Palestinian factions behind rocket attacks on Israel signalled softer terms for a truce yesterday, giving Israel 48 hours in which to agree to a mutual cessation of violence in the Gaza Strip, a Palestinian official said.

Hamas and other militant groups had previously conditioned ending a two-week-old surge of fighting in and around the Gaza Strip on Israel agreeing to a simultaneous ceasefire in the occupied West Bank. Israel had rejected such calls as a ruse.
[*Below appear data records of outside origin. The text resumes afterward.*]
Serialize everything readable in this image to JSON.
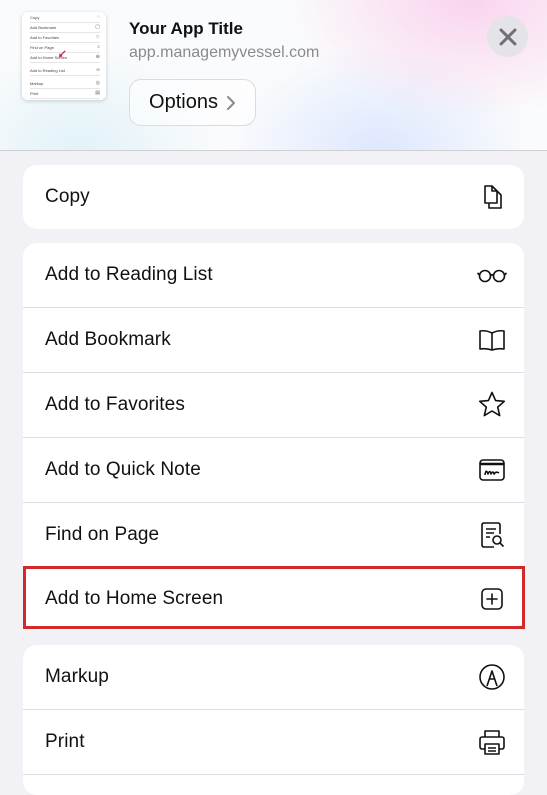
{
  "header": {
    "app_title": "Your App Title",
    "app_url": "app.managemyvessel.com",
    "options_label": "Options",
    "thumbnail": {
      "rows": [
        "Copy",
        "Add Bookmark",
        "Add to Favorites",
        "Find on Page",
        "Add to Home Screen",
        "Add to Reading List",
        "Markup",
        "Print"
      ]
    }
  },
  "groups": [
    {
      "items": [
        {
          "label": "Copy",
          "icon": "copy-icon"
        }
      ]
    },
    {
      "items": [
        {
          "label": "Add to Reading List",
          "icon": "glasses-icon"
        },
        {
          "label": "Add Bookmark",
          "icon": "book-icon"
        },
        {
          "label": "Add to Favorites",
          "icon": "star-icon"
        },
        {
          "label": "Add to Quick Note",
          "icon": "quick-note-icon"
        },
        {
          "label": "Find on Page",
          "icon": "find-on-page-icon"
        },
        {
          "label": "Add to Home Screen",
          "icon": "plus-square-icon"
        }
      ]
    },
    {
      "items": [
        {
          "label": "Markup",
          "icon": "markup-pen-icon"
        },
        {
          "label": "Print",
          "icon": "printer-icon"
        }
      ]
    }
  ],
  "colors": {
    "highlight": "#d22a2a",
    "background": "#f2f2f6"
  }
}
An official privy to talks between the factions and aides to moderate President Mahmoud Abbas said they tended to agree to what would effectively be a renewal of a Gaza ceasefire that he and Israeli Prime Minister Ehud Olmert declared in November.

"The next 48 hours will be decisive to determine which way the factions are going and it is pending on Israel and whether it wanted to stop its aggression," said the official, who declined to be named given the sensitivity of the negotiations.

The militants denied there had been a commitment, saying only that they were weighing a proposal made by Mr Abbas for a trial month-long truce in Gaza.

"Our position is that a ceasefire must be mutual, smiltaneous and reciprocal and it must cover Gaza and the West Bank in the same time," said Hamas spokesman Ayman Taha.

"Despite our position, we have told Abu Mazen (Abbas) that we will study his offer and inform him of our response in the near future," he said.

Israeli officials were not available to comment on the reported breakthrough in the internal Palestinian talks, which took place even as Israel pressed a campaign of air strikes.

Two Hamas militants died when missiles struck their car in the Gaza Strip, hospital officials said. Other strikes targeted positions used by Hamas and another group, Islamic Jihad.

During the current cross-border violence, Israel has rebuffed calls for a ceasefire, instead campaigning for international pressure on the Hamas-led government to back down.

There has been talk of dispatching foreign peacekeepers to Gaza.

The November truce did not apply to the West Bank, where Israel has mounted frequent and often bloody raids. It has said the operations were needed to thwart planned militant attacks.

The Palestinian truce efforts underscore the precariousness of a power-sharing deal between the governing Hamas Islamists and Abbas's rival Fatah faction, which only recently ended a spate of street battles stoked by political deadlock. Abbas wants calm in hope of restarting peace negotiations with Israel, but cannot afford to appear an Israeli stooge.

Hamas, for its part, does not recognise the Jewish state, yet is aware that the latest round of fighting has deepened Palestinian rancour at the government, already crippled by a Western aid embargo imposed in hope of forcing rapprochement.

Mr Abbas has called the rockets "pointless" and "needless". A Hamas official, Nizar Rayyan, said before yesterday's talks that "Abbas hates rockets just like we hate the Jews."

Israel's air strikes have killed at least 38 people, of which militant groups say 25 were fighters. Israeli troops also arrested the Palestinian education minister, who is from Hamas, and 32 other officials in the West Bank on Thursday - a move that raised concerns in Washington and at the United Nations.

More than 150 have been fired in the past two weeks, ending six months of relative calm. One killed an Israeli woman this week in the town of Sderot.

Representatives of Fatah and Hamas may also meet Egyptian mediators separately in Cairo in the coming days, Palestinian and Egyptian officials said.

A Fatah delegation is due there today and a Hamas spokesman said it would also be prepared to meet Egyptian officials if a formal invitation was sent.